Any normal person can only feel profoundly depressed at the prospect of the government’s plan to institute the University of the Peloponnese over a number of scattered campuses, bringing to the fore the issue of widely dispersed university campuses which only serve clientele relations and no educational purpose. The schools of this supposedly Peloponnese-based university will spread from Corinth, near the outskirts of Athens, to the southern frontiers of continental Greece, in Kalamata and Sparta.

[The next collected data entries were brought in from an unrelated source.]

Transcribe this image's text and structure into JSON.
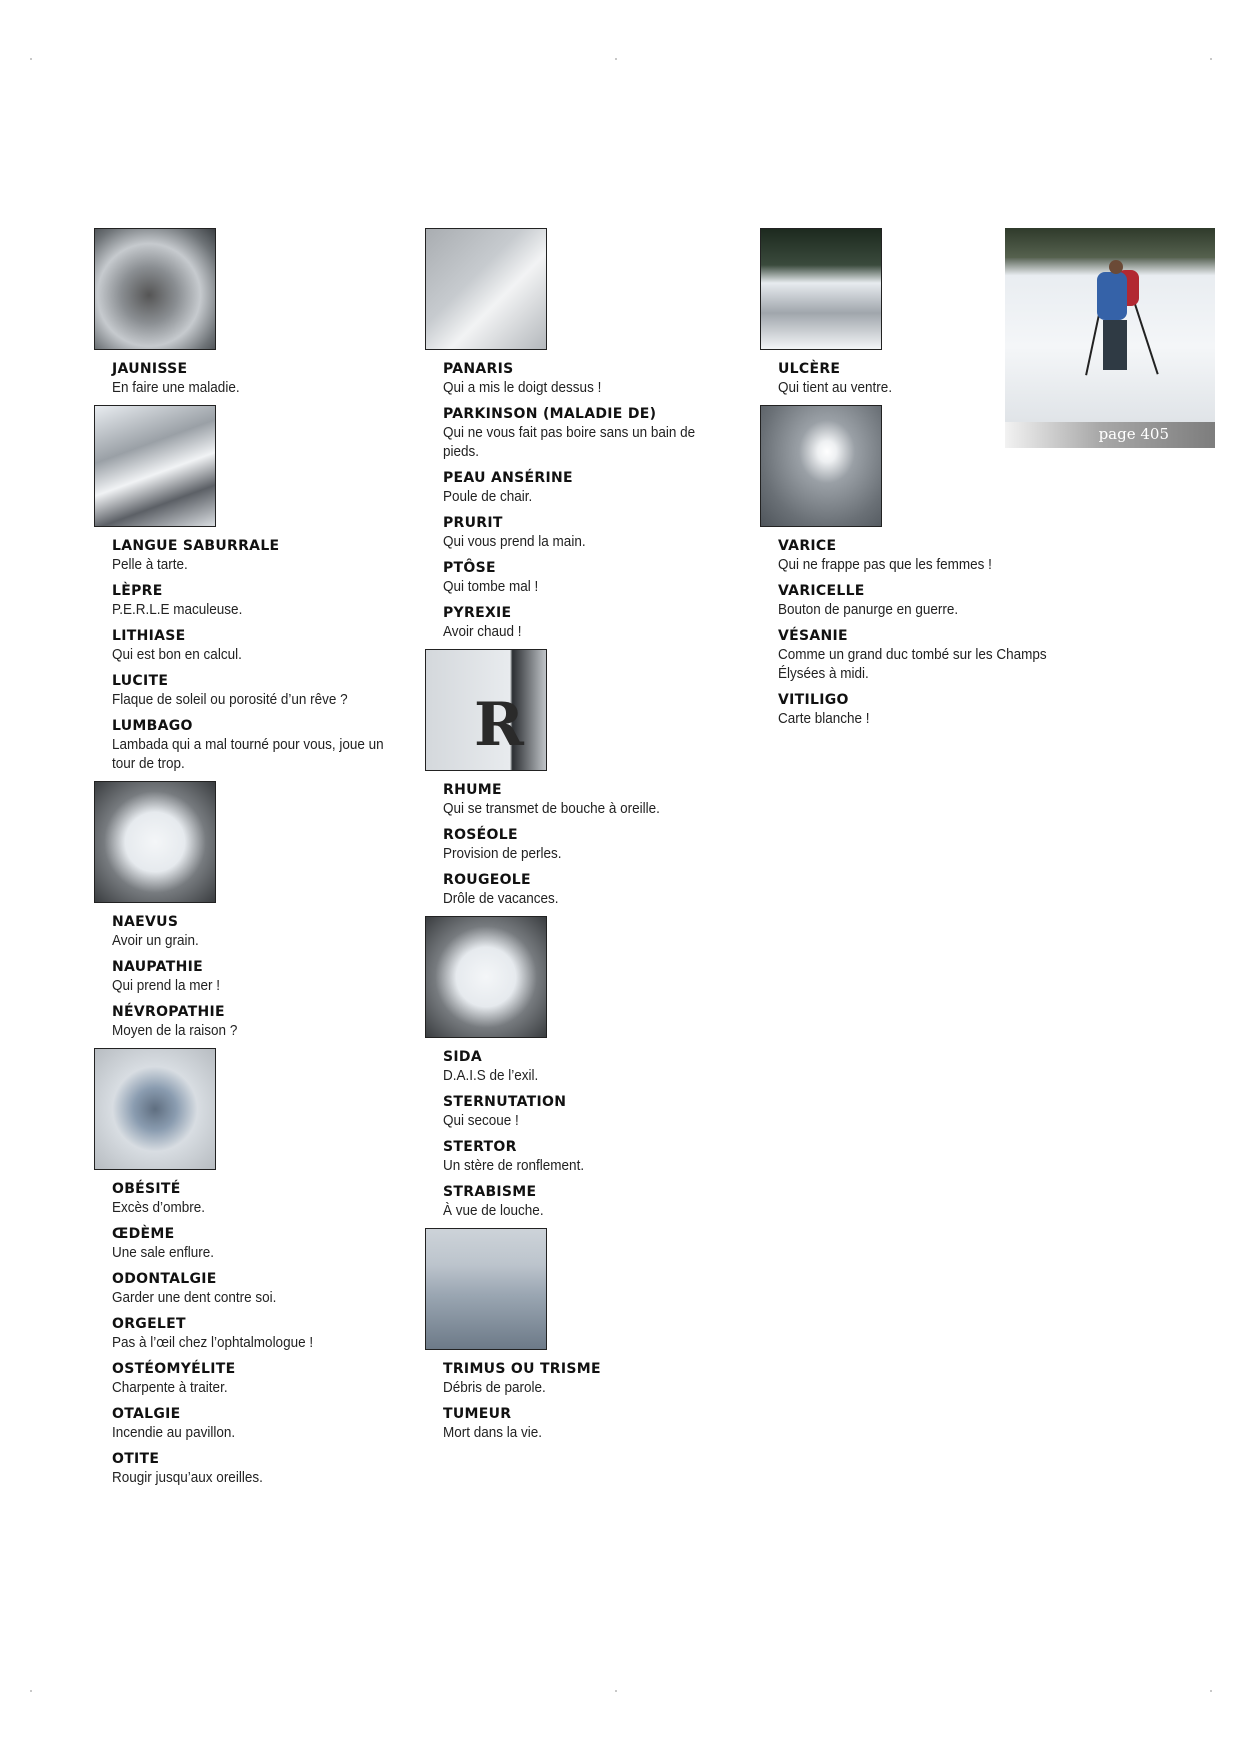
{
  "page": {
    "label": "page 405"
  },
  "col1": [
    {
      "photo": "ph1",
      "entries": [
        {
          "term": "JAUNISSE",
          "def": "En faire une maladie."
        }
      ]
    },
    {
      "photo": "ph2",
      "entries": [
        {
          "term": "LANGUE SABURRALE",
          "def": "Pelle à tarte."
        },
        {
          "term": "LÈPRE",
          "def": "P.E.R.L.E maculeuse."
        },
        {
          "term": "LITHIASE",
          "def": "Qui est bon en calcul."
        },
        {
          "term": "LUCITE",
          "def": "Flaque de soleil ou porosité d’un rêve ?"
        },
        {
          "term": "LUMBAGO",
          "def": "Lambada qui a mal tourné pour vous, joue un\ntour de trop."
        }
      ]
    },
    {
      "photo": "ph3",
      "entries": [
        {
          "term": "NAEVUS",
          "def": "Avoir un grain."
        },
        {
          "term": "NAUPATHIE",
          "def": "Qui prend la mer !"
        },
        {
          "term": "NÉVROPATHIE",
          "def": "Moyen de la raison ?"
        }
      ]
    },
    {
      "photo": "ph4",
      "entries": [
        {
          "term": "OBÉSITÉ",
          "def": "Excès d’ombre."
        },
        {
          "term": "ŒDÈME",
          "def": "Une sale enflure."
        },
        {
          "term": "ODONTALGIE",
          "def": "Garder une dent contre soi."
        },
        {
          "term": "ORGELET",
          "def": "Pas à l’œil chez l’ophtalmologue !"
        },
        {
          "term": "OSTÉOMYÉLITE",
          "def": "Charpente à traiter."
        },
        {
          "term": "OTALGIE",
          "def": "Incendie au pavillon."
        },
        {
          "term": "OTITE",
          "def": "Rougir jusqu’aux oreilles."
        }
      ]
    }
  ],
  "col2": [
    {
      "photo": "ph5",
      "entries": [
        {
          "term": "PANARIS",
          "def": "Qui a mis le doigt dessus !"
        },
        {
          "term": "PARKINSON (MALADIE DE)",
          "def": "Qui ne vous fait pas boire sans un bain de\npieds."
        },
        {
          "term": "PEAU ANSÉRINE",
          "def": "Poule de chair."
        },
        {
          "term": "PRURIT",
          "def": "Qui vous prend la main."
        },
        {
          "term": "PTÔSE",
          "def": "Qui tombe mal !"
        },
        {
          "term": "PYREXIE",
          "def": "Avoir chaud !"
        }
      ]
    },
    {
      "photo": "ph6",
      "letter": "R",
      "entries": [
        {
          "term": "RHUME",
          "def": "Qui se transmet de bouche à oreille."
        },
        {
          "term": "ROSÉOLE",
          "def": "Provision de perles."
        },
        {
          "term": "ROUGEOLE",
          "def": "Drôle de vacances."
        }
      ]
    },
    {
      "photo": "ph3",
      "entries": [
        {
          "term": "SIDA",
          "def": "D.A.I.S de l’exil."
        },
        {
          "term": "STERNUTATION",
          "def": "Qui secoue !"
        },
        {
          "term": "STERTOR",
          "def": "Un stère de ronflement."
        },
        {
          "term": "STRABISME",
          "def": "À vue de louche."
        }
      ]
    },
    {
      "photo": "ph7",
      "entries": [
        {
          "term": "TRIMUS OU TRISME",
          "def": "Débris de parole."
        },
        {
          "term": "TUMEUR",
          "def": "Mort dans la vie."
        }
      ]
    }
  ],
  "col3": [
    {
      "photo": "ph8",
      "entries": [
        {
          "term": "ULCÈRE",
          "def": "Qui tient au ventre."
        }
      ]
    },
    {
      "photo": "ph9",
      "entries": [
        {
          "term": "VARICE",
          "def": "Qui ne frappe pas que les femmes !"
        },
        {
          "term": "VARICELLE",
          "def": "Bouton de panurge en guerre."
        },
        {
          "term": "VÉSANIE",
          "def": "Comme un grand duc tombé sur les Champs\nÉlysées à midi."
        },
        {
          "term": "VITILIGO",
          "def": "Carte blanche !"
        }
      ]
    }
  ]
}
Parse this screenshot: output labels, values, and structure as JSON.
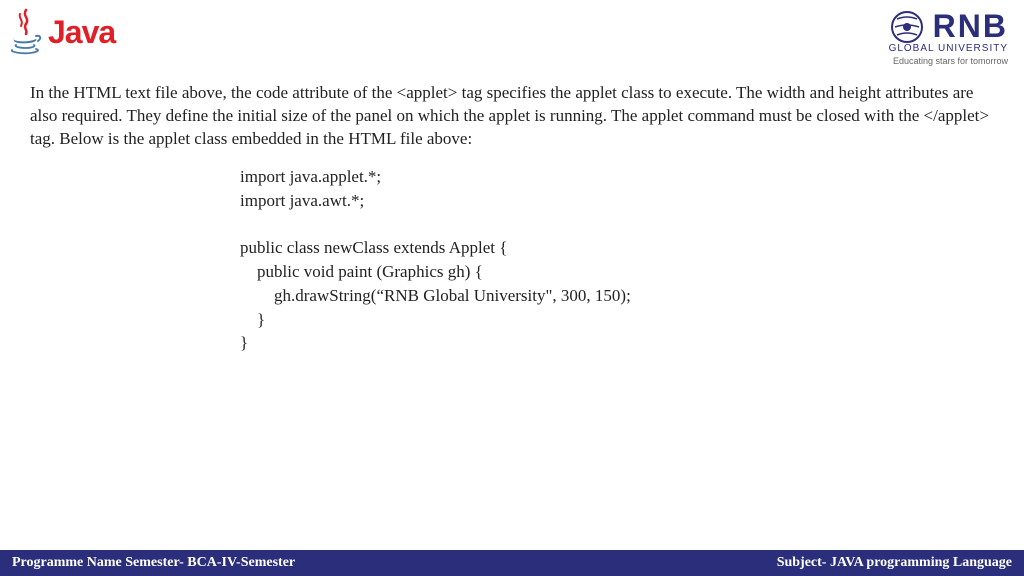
{
  "header": {
    "java_label": "Java",
    "rnb_name": "RNB",
    "rnb_sub": "GLOBAL UNIVERSITY",
    "rnb_tag": "Educating stars for tomorrow"
  },
  "content": {
    "paragraph": "In the HTML text file above, the code attribute of the <applet> tag specifies the applet class to execute. The width and height attributes are also required. They define the initial size of the panel on which the applet is running. The applet command must be closed with the </applet> tag. Below is the applet class embedded in the HTML file above:",
    "code": "import java.applet.*;\nimport java.awt.*;\n\npublic class newClass extends Applet {\n    public void paint (Graphics gh) {\n        gh.drawString(“RNB Global University\", 300, 150);\n    }\n}"
  },
  "footer": {
    "left": "Programme Name Semester- BCA-IV-Semester",
    "right": "Subject- JAVA programming Language"
  }
}
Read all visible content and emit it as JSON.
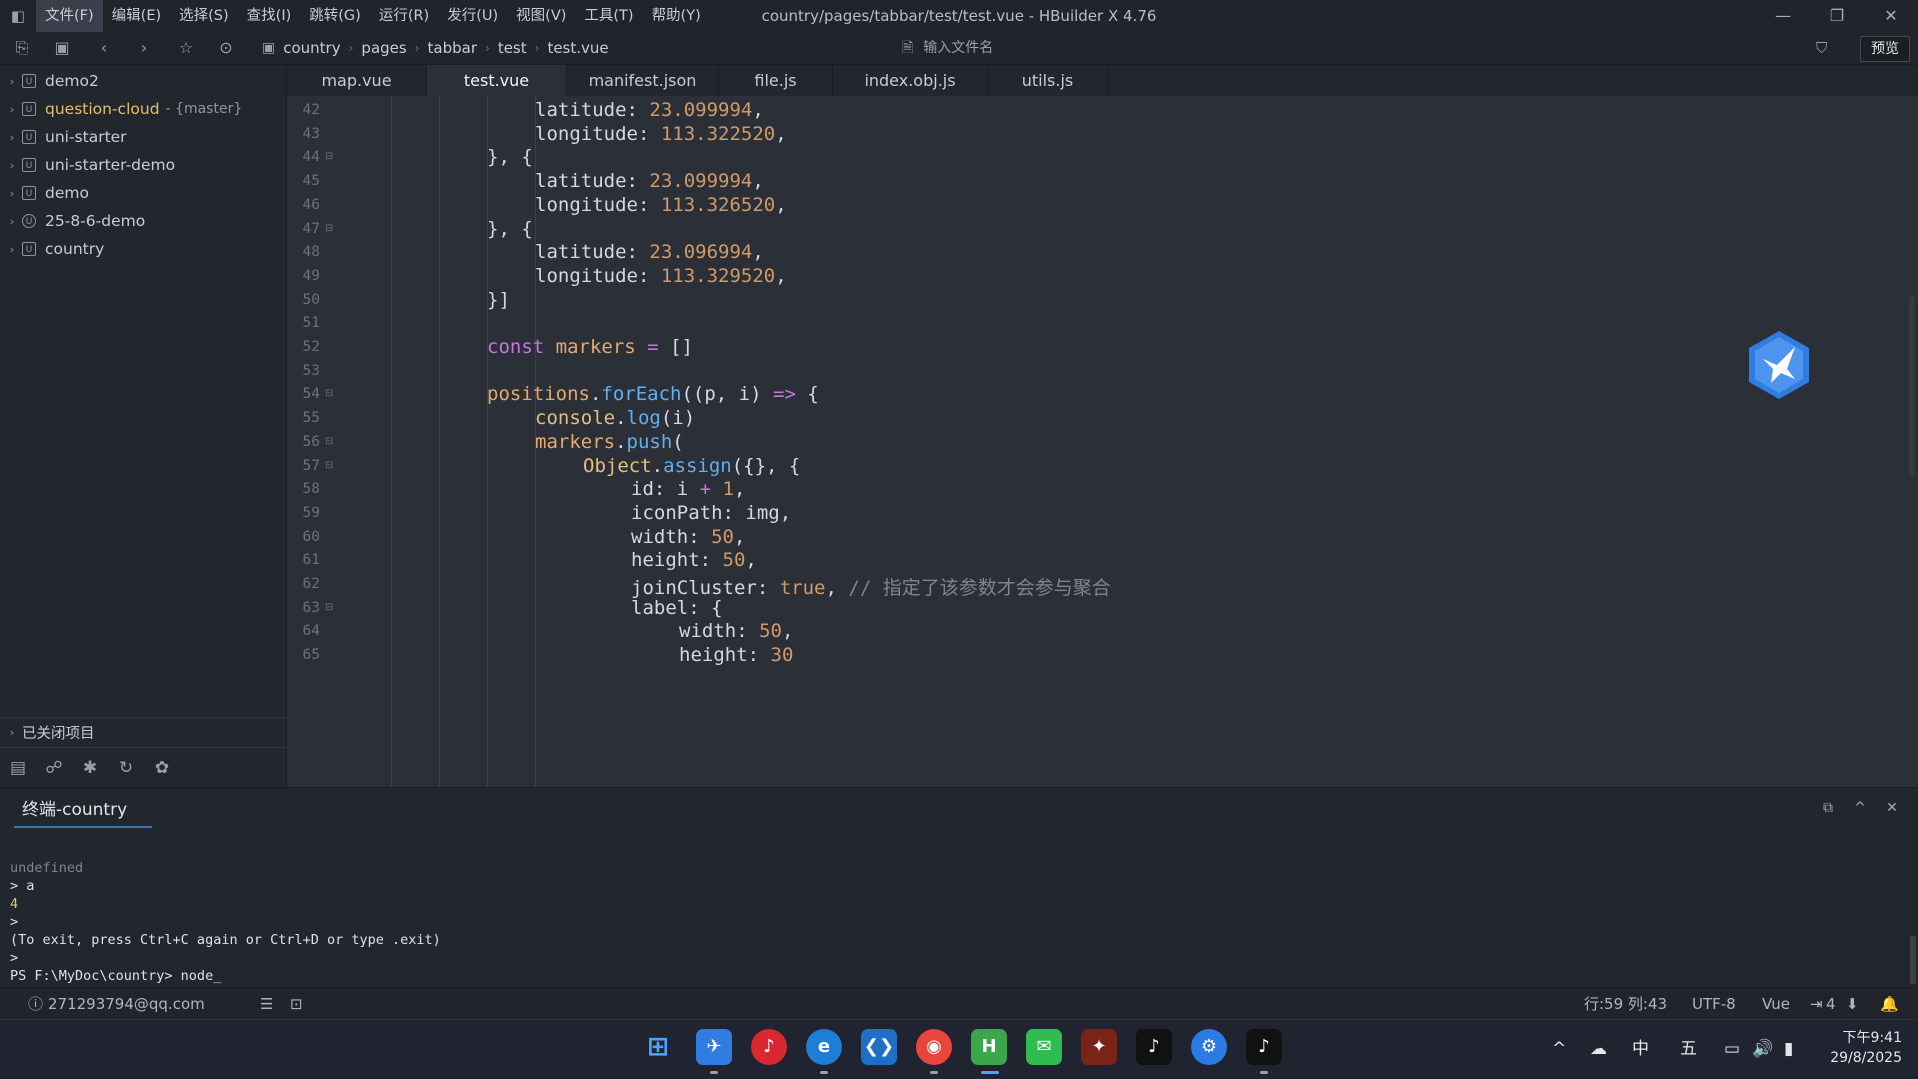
{
  "window": {
    "title": "country/pages/tabbar/test/test.vue - HBuilder X 4.76",
    "menu": [
      "文件(F)",
      "编辑(E)",
      "选择(S)",
      "查找(I)",
      "跳转(G)",
      "运行(R)",
      "发行(U)",
      "视图(V)",
      "工具(T)",
      "帮助(Y)"
    ]
  },
  "toolbar": {
    "breadcrumb": [
      "country",
      "pages",
      "tabbar",
      "test",
      "test.vue"
    ],
    "file_search_placeholder": "输入文件名",
    "preview_label": "预览"
  },
  "sidebar": {
    "projects": [
      {
        "name": "demo2",
        "branch": ""
      },
      {
        "name": "question-cloud",
        "branch": "- {master}"
      },
      {
        "name": "uni-starter",
        "branch": ""
      },
      {
        "name": "uni-starter-demo",
        "branch": ""
      },
      {
        "name": "demo",
        "branch": ""
      },
      {
        "name": "25-8-6-demo",
        "branch": ""
      },
      {
        "name": "country",
        "branch": ""
      }
    ],
    "closed_projects_label": "已关闭项目"
  },
  "tabs": [
    {
      "label": "map.vue",
      "active": false
    },
    {
      "label": "test.vue",
      "active": true
    },
    {
      "label": "manifest.json",
      "active": false
    },
    {
      "label": "file.js",
      "active": false
    },
    {
      "label": "index.obj.js",
      "active": false
    },
    {
      "label": "utils.js",
      "active": false
    }
  ],
  "editor": {
    "line_numbers": [
      "42",
      "43",
      "44",
      "45",
      "46",
      "47",
      "48",
      "49",
      "50",
      "51",
      "52",
      "53",
      "54",
      "55",
      "56",
      "57",
      "58",
      "59",
      "60",
      "61",
      "62",
      "63",
      "64",
      "65"
    ],
    "lines": [
      "latitude: 23.099994,",
      "longitude: 113.322520,",
      "}, {",
      "latitude: 23.099994,",
      "longitude: 113.326520,",
      "}, {",
      "latitude: 23.096994,",
      "longitude: 113.329520,",
      "}]",
      "",
      "const markers = []",
      "",
      "positions.forEach((p, i) => {",
      "console.log(i)",
      "markers.push(",
      "Object.assign({}, {",
      "id: i + 1,",
      "iconPath: img,",
      "width: 50,",
      "height: 50,",
      "joinCluster: true, // 指定了该参数才会参与聚合",
      "label: {",
      "width: 50,",
      "height: 30"
    ]
  },
  "terminal": {
    "tab_label": "终端-country",
    "lines": [
      "undefined",
      "> a",
      "4",
      ">",
      "(To exit, press Ctrl+C again or Ctrl+D or type .exit)",
      ">",
      "PS F:\\MyDoc\\country> node_"
    ]
  },
  "statusbar": {
    "account": "271293794@qq.com",
    "position": "行:59  列:43",
    "encoding": "UTF-8",
    "language": "Vue",
    "indent": "4"
  },
  "taskbar": {
    "tray_ime": "中",
    "tray_day": "五",
    "time": "下午9:41",
    "date": "29/8/2025"
  },
  "colors": {
    "accent": "#3e6fb0",
    "git_project": "#e2c06a",
    "keyword": "#c678dd",
    "variable": "#e5a96b",
    "number": "#d19a66",
    "function": "#61afef"
  }
}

The fragmentation of universities aims to serve the local clientele of the ruling party’s ministers, deputy ministers and deputies whose promises echo the unforgettable pledge of the military junta: «A university for every other city, a technical university for every village.» It may also serve the petty interests of home, restaurant and cafe owners in the countryside who will readily find hundreds of new customers in the faces of these uprooted students. What are not served, however, are the goals of university education. Founding a university in a provincial town (such as Patras or Ioannina) is one thing, while the establishment of a couple of departments in every town is quite another. University study is not a cramming school for specialized education. It is a much more complex procedure of all-around scientific training and character-building for the thousands of students who constitute the nation’s future intellectuals – and not only that. This procedure cannot be carried out properly in the absence of a solid academic community for which geographic proximity is a sine qua non precondition. It is also difficult to staff these fragmented provincial universities with professors who are willing and able to meet their academic demands. Reports of existing universities in peripheral areas indicate that they are staffed with «flying professors» who reside in Athens and only spend a few days a month at their posts or fulfill their academic obligations by using contract lecturers who do not enjoy the proper salaries, rights, or prospects. Tragic representatives of a peculiar «illegal university employment» status, they live with the hope that they will one day be appointed as true professors and then «migrate» to more prestigious institutions in Athens or Thessaloniki. These are the problems that surface and thrive when political expediency prevails over the interest in education.